FIG. 1C shows an example of an RFID chip module which is a “leadframe module” comprising:                a leadframe having a thickness of approximately 80 μm        an RFID chip disposed on and connected by wire bonds to the leadframe, having a thickness of approximately 80 μm        a mold mass disposed over the chip and wire bonds, having a thickness of approximately 240 μm        an antenna wire having end portions connected to “connection areas” of the leadframe, typically on a side of the leadframe opposite the RFID chip (as shown), but the end portions can also be connected to connection areas on the same side of the lead frame as the RFID chip.        
The total thickness of the leadframe module may be 320 μm, such as for an inlay substrate having a thickness of approximately 356 μm. Generally, the chip module will be disposed in a recess in the inlay substrate so as to be concealed therein.
FIG. 1D shows an example of an RFID chip module which is an “epoxy glass module” comprising:                an interconnect substrate, such as FR4 (printed circuit board substrate material), having a thickness of approximately 100 μm (FR4 is 100 μm and the chip & glob top 160 μm=overall 260 μm)        an RFID chip, wire-bonded (alternatively flip-chip connected with solder bumps and underfiller, as illustrated) to the FR4 substrate, having a thickness of approximately 100        a glob top epoxy disposed over the chip and connections, having a thickness with chip of approximately 160 μm        an antenna wire having ends connected to “connection pads”, typically on the same side of the FR4 substrate as the RFID chip, but can also be connected on the opposite side of the FR4 substrate as the chip.        

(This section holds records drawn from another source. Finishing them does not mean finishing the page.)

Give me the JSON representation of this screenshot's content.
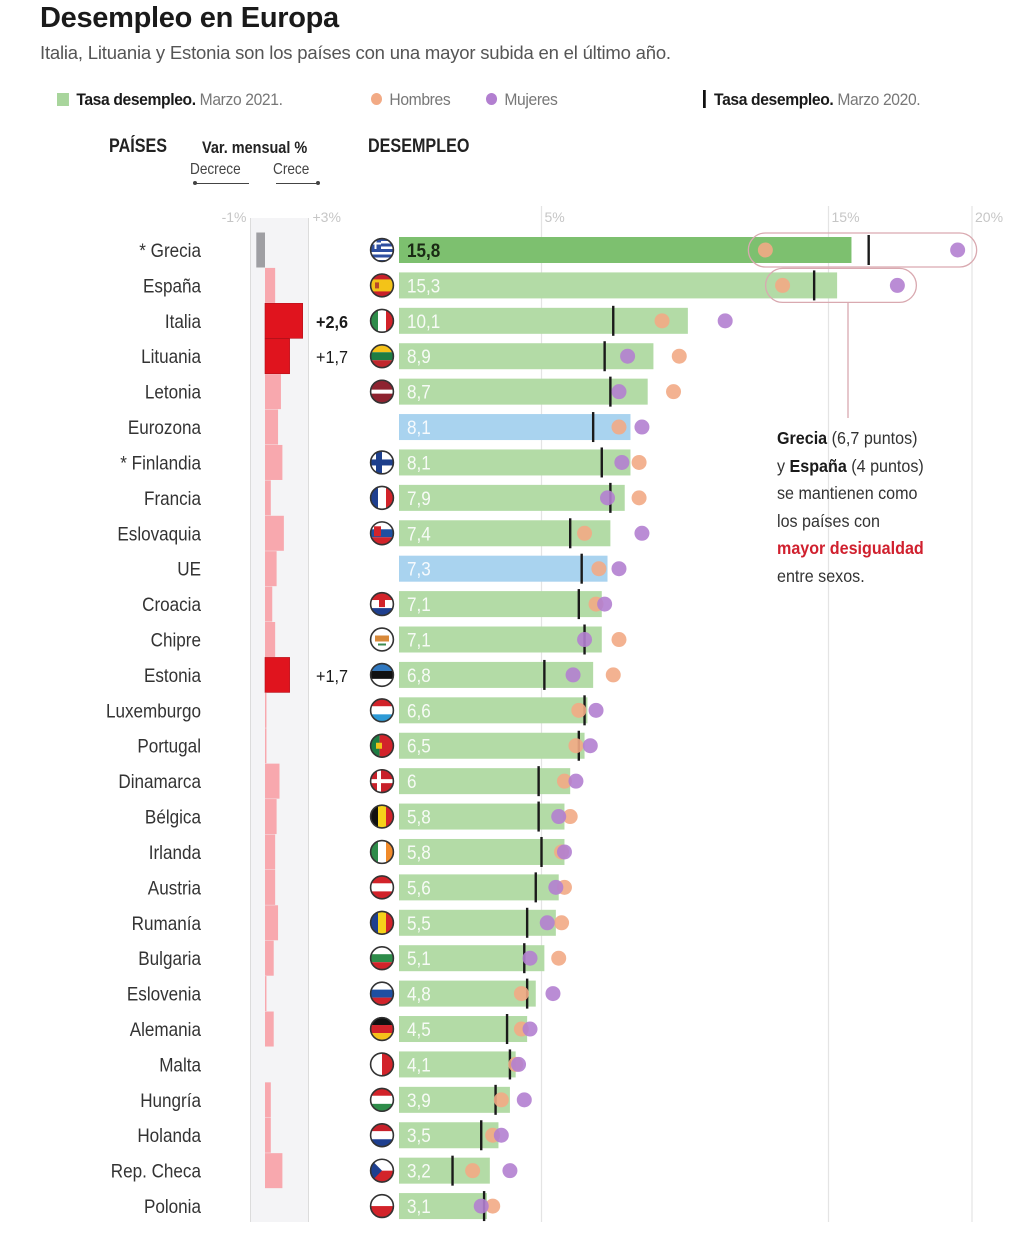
{
  "header": {
    "title": "Desempleo en Europa",
    "subtitle": "Italia, Lituania y Estonia son los países con una mayor subida en el último año."
  },
  "legend": {
    "rate_2021_bold": "Tasa desempleo.",
    "rate_2021_rest": "Marzo 2021.",
    "men": "Hombres",
    "women": "Mujeres",
    "rate_2020_bold": "Tasa desempleo.",
    "rate_2020_rest": "Marzo 2020."
  },
  "columns": {
    "countries": "PAÍSES",
    "monthly_var": "Var. mensual %",
    "decrease": "Decrece",
    "increase": "Crece",
    "unemployment": "DESEMPLEO"
  },
  "annotation": {
    "greece": "Grecia",
    "greece_points": " (6,7 puntos)",
    "and": "y ",
    "spain": "España",
    "spain_points": " (4 puntos)",
    "line3": "se mantienen como",
    "line4": "los países con",
    "highlight": "mayor desigualdad",
    "line6": "entre sexos."
  },
  "colors": {
    "bar_default": "#b3dba6",
    "bar_highlight": "#7dc06f",
    "bar_aggregate": "#a9d3ef",
    "men": "#f2aa85",
    "women": "#b27fd0",
    "var_strong": "#e0141e",
    "var_light": "#f8a3aa",
    "var_negative": "#9a9a9e",
    "marker_2020": "#1a1a1a",
    "pill_outline": "#d9a9b0",
    "accent_red": "#d0202e"
  },
  "chart_data": {
    "type": "bar",
    "title": "Desempleo en Europa",
    "subtitle": "Italia, Lituania y Estonia son los países con una mayor subida en el último año.",
    "categories": [
      "* Grecia",
      "España",
      "Italia",
      "Lituania",
      "Letonia",
      "Eurozona",
      "* Finlandia",
      "Francia",
      "Eslovaquia",
      "UE",
      "Croacia",
      "Chipre",
      "Estonia",
      "Luxemburgo",
      "Portugal",
      "Dinamarca",
      "Bélgica",
      "Irlanda",
      "Austria",
      "Rumanía",
      "Bulgaria",
      "Eslovenia",
      "Alemania",
      "Malta",
      "Hungría",
      "Holanda",
      "Rep. Checa",
      "Polonia"
    ],
    "flags": [
      "greece-flag",
      "spain-flag",
      "italy-flag",
      "lithuania-flag",
      "latvia-flag",
      null,
      "finland-flag",
      "france-flag",
      "slovakia-flag",
      null,
      "croatia-flag",
      "cyprus-flag",
      "estonia-flag",
      "luxembourg-flag",
      "portugal-flag",
      "denmark-flag",
      "belgium-flag",
      "ireland-flag",
      "austria-flag",
      "romania-flag",
      "bulgaria-flag",
      "slovenia-flag",
      "germany-flag",
      "malta-flag",
      "hungary-flag",
      "netherlands-flag",
      "czech-flag",
      "poland-flag"
    ],
    "aggregates": [
      "Eurozona",
      "UE"
    ],
    "highlighted": [
      "* Grecia"
    ],
    "series": [
      {
        "name": "Tasa desempleo. Marzo 2021",
        "kind": "bar",
        "values": [
          15.8,
          15.3,
          10.1,
          8.9,
          8.7,
          8.1,
          8.1,
          7.9,
          7.4,
          7.3,
          7.1,
          7.1,
          6.8,
          6.6,
          6.5,
          6.0,
          5.8,
          5.8,
          5.6,
          5.5,
          5.1,
          4.8,
          4.5,
          4.1,
          3.9,
          3.5,
          3.2,
          3.1
        ],
        "labels": [
          "15,8",
          "15,3",
          "10,1",
          "8,9",
          "8,7",
          "8,1",
          "8,1",
          "7,9",
          "7,4",
          "7,3",
          "7,1",
          "7,1",
          "6,8",
          "6,6",
          "6,5",
          "6",
          "5,8",
          "5,8",
          "5,6",
          "5,5",
          "5,1",
          "4,8",
          "4,5",
          "4,1",
          "3,9",
          "3,5",
          "3,2",
          "3,1"
        ]
      },
      {
        "name": "Tasa desempleo. Marzo 2020",
        "kind": "tick",
        "values": [
          16.4,
          14.5,
          7.5,
          7.2,
          7.4,
          6.8,
          7.1,
          7.4,
          6.0,
          6.4,
          6.3,
          6.5,
          5.1,
          6.5,
          6.3,
          4.9,
          4.9,
          5.0,
          4.8,
          4.5,
          4.4,
          4.5,
          3.8,
          3.9,
          3.4,
          2.9,
          1.9,
          3.0
        ]
      },
      {
        "name": "Hombres",
        "kind": "dot",
        "values": [
          12.8,
          13.4,
          9.2,
          9.8,
          9.6,
          7.7,
          8.4,
          8.4,
          6.5,
          7.0,
          6.9,
          7.7,
          7.5,
          6.3,
          6.2,
          5.8,
          6.0,
          5.7,
          5.8,
          5.7,
          5.6,
          4.3,
          4.3,
          4.1,
          3.6,
          3.3,
          2.6,
          3.3
        ]
      },
      {
        "name": "Mujeres",
        "kind": "dot",
        "values": [
          19.5,
          17.4,
          11.4,
          8.0,
          7.7,
          8.5,
          7.8,
          7.3,
          8.5,
          7.7,
          7.2,
          6.5,
          6.1,
          6.9,
          6.7,
          6.2,
          5.6,
          5.8,
          5.5,
          5.2,
          4.6,
          5.4,
          4.6,
          4.2,
          4.4,
          3.6,
          3.9,
          2.9
        ]
      },
      {
        "name": "Var. mensual %",
        "kind": "diverging-bar",
        "values": [
          -0.6,
          0.7,
          2.6,
          1.7,
          1.1,
          0.9,
          1.2,
          0.4,
          1.3,
          0.8,
          0.5,
          0.7,
          1.7,
          0.1,
          0.1,
          1.0,
          0.8,
          0.7,
          0.7,
          0.9,
          0.6,
          0.1,
          0.6,
          0.0,
          0.4,
          0.4,
          1.2,
          0.0
        ],
        "labels": [
          "",
          "",
          "+2,6",
          "+1,7",
          "",
          "",
          "",
          "",
          "",
          "",
          "",
          "",
          "+1,7",
          "",
          "",
          "",
          "",
          "",
          "",
          "",
          "",
          "",
          "",
          "",
          "",
          "",
          "",
          ""
        ]
      }
    ],
    "xaxis_unemployment": {
      "ticks": [
        5,
        15,
        20
      ],
      "tick_labels": [
        "5%",
        "15%",
        "20%"
      ],
      "range": [
        0,
        20
      ]
    },
    "xaxis_var": {
      "ticks": [
        -1,
        3
      ],
      "tick_labels": [
        "-1%",
        "+3%"
      ],
      "range": [
        -1,
        3
      ]
    },
    "gender_gap_highlight": [
      "* Grecia",
      "España"
    ],
    "xlabel": "",
    "ylabel": "",
    "grid": true,
    "legend_position": "top"
  }
}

The total thickness of the epoxy glass module may be 260 μm, such as for an inlay substrate having a thickness of approximately 365 μm. Generally, the chip module will be disposed in a recess in the inlay substrate so as to be concealed therein.
Generally speaking, epoxy glass modules are inherently somewhat more flexible than leadframe modules. This is a factor that may need to be taken into consideration when incorporating an RFID module into a secure document. And, whereas leadframe modules are typically rectangular, the mold part (glob top) of an epoxy glass module are typically round.
It should be understood that, although FIG. 1D shows a flip chip connection between the RFID chip and the FR4 substrate, the chip can be wire-bonded to the substrate (such as was shown in FIG. 1C, for the leadframe-type module.)